Why does it work for Massachusetts?

  • PARCC is proving popular in Massachusetts classrooms. In a Teach Plus survey, 71 percent of teachers preferred PARCC to MCAS, and strongly recommended that the Board of Education in Elementary and Secondary Education adopt it statewide.
  • PARCC is essentially a Massachusetts test. Massachusetts had a significant leadership role in the development of PARCC, with hundreds of Massachusetts teachers and administrators participating in the creation and refinement of the PARCC test and individual questions. They were among educators and education experts across a dozen states who contributed to designing and developing PARCC.
  • PARCC will address the honesty gap that now gives students and their families a false sense of security regarding preparation for college and the workforce. Although 91 percent of 10th graders who took the 2015 MCAS test scored in the “proficient” or “advanced” range, Massachusetts higher education officials report that 37 percent of students who pass MCAS in high school and go on to attend state colleges must take non-credit bearing remedial courses in math or English. At community colleges, 65 percent need remediation before they can take college-level English or math courses. Setting a realistic baseline and being truthful about how our students are performing is the right thing to do.

NEW TEST / OLD TEST

MCAS PARCC
Outdated – Designed in the mid- to late-1990s, it remains virtually unchanged since 1998. Not designed to measure college- and career-readiness.
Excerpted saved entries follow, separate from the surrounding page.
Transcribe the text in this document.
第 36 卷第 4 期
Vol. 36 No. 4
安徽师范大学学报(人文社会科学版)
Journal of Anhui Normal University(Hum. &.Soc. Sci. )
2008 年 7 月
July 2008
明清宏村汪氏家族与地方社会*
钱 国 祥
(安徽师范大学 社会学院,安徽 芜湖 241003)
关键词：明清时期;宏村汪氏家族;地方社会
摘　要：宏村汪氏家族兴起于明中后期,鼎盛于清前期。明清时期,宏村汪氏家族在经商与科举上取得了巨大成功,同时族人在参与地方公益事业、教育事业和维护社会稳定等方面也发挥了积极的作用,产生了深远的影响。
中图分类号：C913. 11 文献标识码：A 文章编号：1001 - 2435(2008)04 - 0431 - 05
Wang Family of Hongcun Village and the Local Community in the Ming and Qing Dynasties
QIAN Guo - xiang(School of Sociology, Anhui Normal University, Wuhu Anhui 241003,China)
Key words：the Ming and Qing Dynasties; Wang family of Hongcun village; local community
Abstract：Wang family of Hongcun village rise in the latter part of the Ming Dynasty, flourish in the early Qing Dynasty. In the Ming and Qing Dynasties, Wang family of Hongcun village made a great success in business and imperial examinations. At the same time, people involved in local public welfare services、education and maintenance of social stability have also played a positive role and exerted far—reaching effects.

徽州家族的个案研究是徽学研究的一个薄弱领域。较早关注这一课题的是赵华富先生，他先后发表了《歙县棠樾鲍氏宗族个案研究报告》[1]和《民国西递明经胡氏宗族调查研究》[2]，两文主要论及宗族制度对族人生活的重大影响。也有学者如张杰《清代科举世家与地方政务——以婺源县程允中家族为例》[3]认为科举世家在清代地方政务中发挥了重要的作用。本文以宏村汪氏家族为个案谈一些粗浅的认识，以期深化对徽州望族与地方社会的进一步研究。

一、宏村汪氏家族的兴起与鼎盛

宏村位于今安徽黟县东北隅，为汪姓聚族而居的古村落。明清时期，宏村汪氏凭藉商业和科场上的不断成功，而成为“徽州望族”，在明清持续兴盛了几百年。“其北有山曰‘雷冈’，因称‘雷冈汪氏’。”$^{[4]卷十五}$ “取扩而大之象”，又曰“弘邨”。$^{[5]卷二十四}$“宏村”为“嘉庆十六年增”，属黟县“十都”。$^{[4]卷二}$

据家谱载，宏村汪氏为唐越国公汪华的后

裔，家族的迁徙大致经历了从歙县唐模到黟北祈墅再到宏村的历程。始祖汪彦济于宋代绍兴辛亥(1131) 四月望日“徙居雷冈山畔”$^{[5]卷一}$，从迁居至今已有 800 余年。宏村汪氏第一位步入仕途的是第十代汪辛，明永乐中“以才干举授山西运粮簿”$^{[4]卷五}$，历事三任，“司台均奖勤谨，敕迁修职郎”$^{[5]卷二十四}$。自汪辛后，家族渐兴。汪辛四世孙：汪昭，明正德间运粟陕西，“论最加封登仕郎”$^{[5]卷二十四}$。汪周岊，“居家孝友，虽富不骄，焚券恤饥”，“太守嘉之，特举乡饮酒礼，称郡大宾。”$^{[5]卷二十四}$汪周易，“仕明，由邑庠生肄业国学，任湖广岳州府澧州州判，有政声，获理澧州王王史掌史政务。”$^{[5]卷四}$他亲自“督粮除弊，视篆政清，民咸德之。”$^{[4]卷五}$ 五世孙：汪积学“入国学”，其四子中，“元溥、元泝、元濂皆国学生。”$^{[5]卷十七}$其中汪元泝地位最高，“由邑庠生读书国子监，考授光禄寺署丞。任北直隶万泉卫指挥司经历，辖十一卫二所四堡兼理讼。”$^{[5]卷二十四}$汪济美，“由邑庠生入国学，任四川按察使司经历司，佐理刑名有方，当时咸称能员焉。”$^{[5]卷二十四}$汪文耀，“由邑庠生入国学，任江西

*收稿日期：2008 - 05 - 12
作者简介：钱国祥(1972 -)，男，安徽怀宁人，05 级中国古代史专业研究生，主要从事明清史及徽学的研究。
Old-fashioned paper-and-pencil test. State-of-the-Art – Designed starting in 2011, this next generation assessment is specifically meant to measure college- and career-readiness. Computer-based test that leverages technology to assess a broader range of knowledge and skills.
Measures Rote Learning – Questions are typically focused on comprehension and information recall rather than conceptual understanding. Measures Critical Thinking / Problem Solving – Questions require students to handle complex material, support arguments with evidence, and explain reasoning when solving problems.
High School Test Bar Too Low – High School tests measure content no higher than 10th grade standards. A large proportion of items on the 10th grade MCAS math tests measure 6th, 7th, and 8th grade standards. Sets a High Bar – The series of 9th through 11th grade tests enable PARCC to assess a wide depth and breadth of content. Math tests require students to apply skills, concepts, and understanding to solve multi-step problems calling for abstract reasoning, precision, perseverance, and strategic use of tools.
Continues Honesty Gap – MCAS fails to deliver honest measures of whether students are on track for college and careers. As a result, a high percentage of students who pass MCAS in high school need remedial courses in college. Honest Measure of Expected Success – PARCC aligns with the expectations of two- and four-year state colleges and universities, reducing the need for costly remediation.
Unaligned Across Grade Levels – MCAS tests are not connected across grade levels – i.e., a Proficient score in grade 4 may not mean a student is on track to meet that in grade 8. It is a patchwork of tests introduced at different times and for different purposes from 1998 through 2006 Aligns Across Grade Levels – PARCC is a consistently-designed assessment spanning grades 3 through 11, designed to reflect the progression of skills and knowledge needed to be college- and career-ready.